Researchers can now access and analyze single-cell sequencing data thanks to the development of an algorithm that continuously processes new data. Researchers are still learning about the cells that make up our organs and are in charge of our health. Single-cell sequencing is a new technique that allows researchers to recognize and categorize cell types based on their characteristics. However, it generates a large amount of data, which a new algorithm may help to accelerate.
The fact that the human body is composed of cells is a fundamental and well-understood concept. Despite this, scientists are still attempting to identify the various types of cells that comprise our organs and contribute to our health.
Single-cell sequencing, a relatively new technique, allows researchers to recognize and categorize cell types based on characteristics such as which genes they express. This type of research, however, generates massive amounts of data, with datasets ranging from hundreds of thousands to millions of cells.
A new algorithm uses online learning to analyze large single-cell data sets using the amount of memory found on a standard laptop computer.
A new algorithm developed by Joshua Welch, Ph.D., of the Department of Computational Medicine and Bioinformatics, Ph.D. candidate Chao Gao, and their team employs online learning, greatly speeding up the process and allowing researchers all over the world to analyze large data sets using the amount of memory found on a standard laptop computer. The research was published in the journal Nature Biotechnology.
The method allows researchers to analyze millions of cells using the memory available on a standard computer. “Our method enables anyone with a computer to perform analyses at the scale of an entire organism,” Welch says. “That’s exactly where the field is heading.”
The team demonstrated their proof of principle by using data sets from the National Institutes of Health’s Brain Initiative, a project aimed at understanding the human brain by mapping every cell that involves investigative teams from across the country, including Welch’s lab.
For projects like this one, each single-cell data set that is submitted must be re-analyzed with the previous data sets in the order they arrive, explains Welch. Their new approach allows new datasets to be added to existing ones without having to reprocess the older ones. It also allows researchers to divide datasets into so-called mini-batches in order to reduce the amount of memory required to process them.
“This is critical for the increasingly large sets containing millions of cells,” Welch says. “There have been five to six papers this year with two million cells or more, and the amount of memory required just to store the raw data is significantly more than anyone has on their computer.”

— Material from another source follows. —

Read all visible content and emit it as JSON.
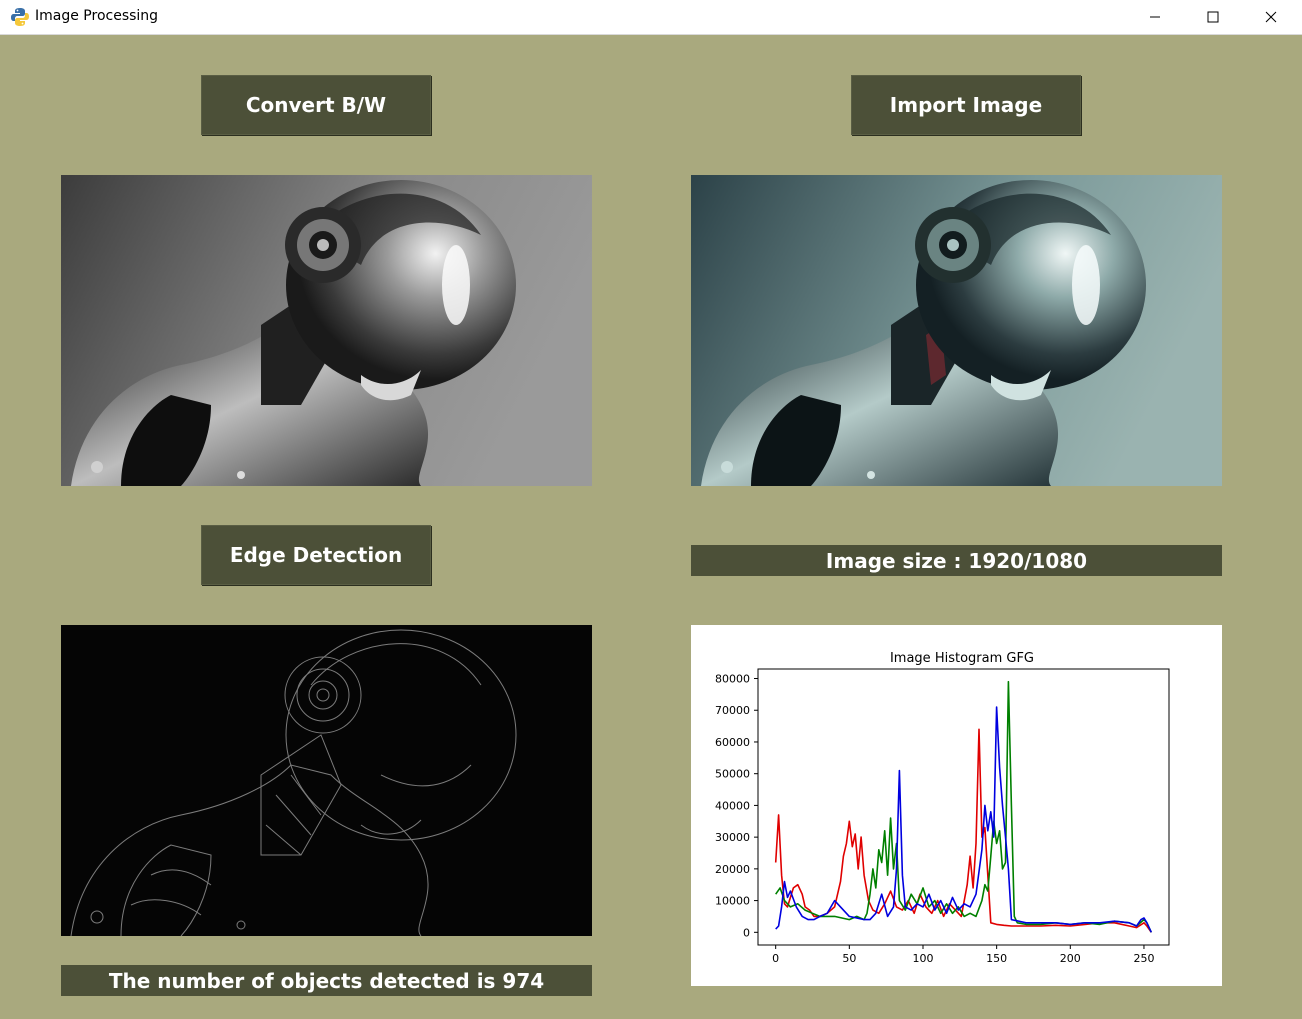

When applied to big data analytics tasks, traditional batch machine learning techniques have many limitations. A promising tool for data stream learning is an online learning technique with stream computing mode.
Welch compares the online technique to the continuous data processing performed by social media platforms such as Facebook and Twitter, which must process user-generated data on a continuous basis and serve up relevant posts to people’s feeds. “Instead of people tweeting, we have labs all over the world conducting experiments and releasing their data.”
The discovery has the potential to significantly improve efficiency for other large-scale projects such as the Human Body Map and the Human Cell Atlas. “Understanding the normal complement of cells in the body is the first step toward understanding how things go wrong in disease,” says Welch.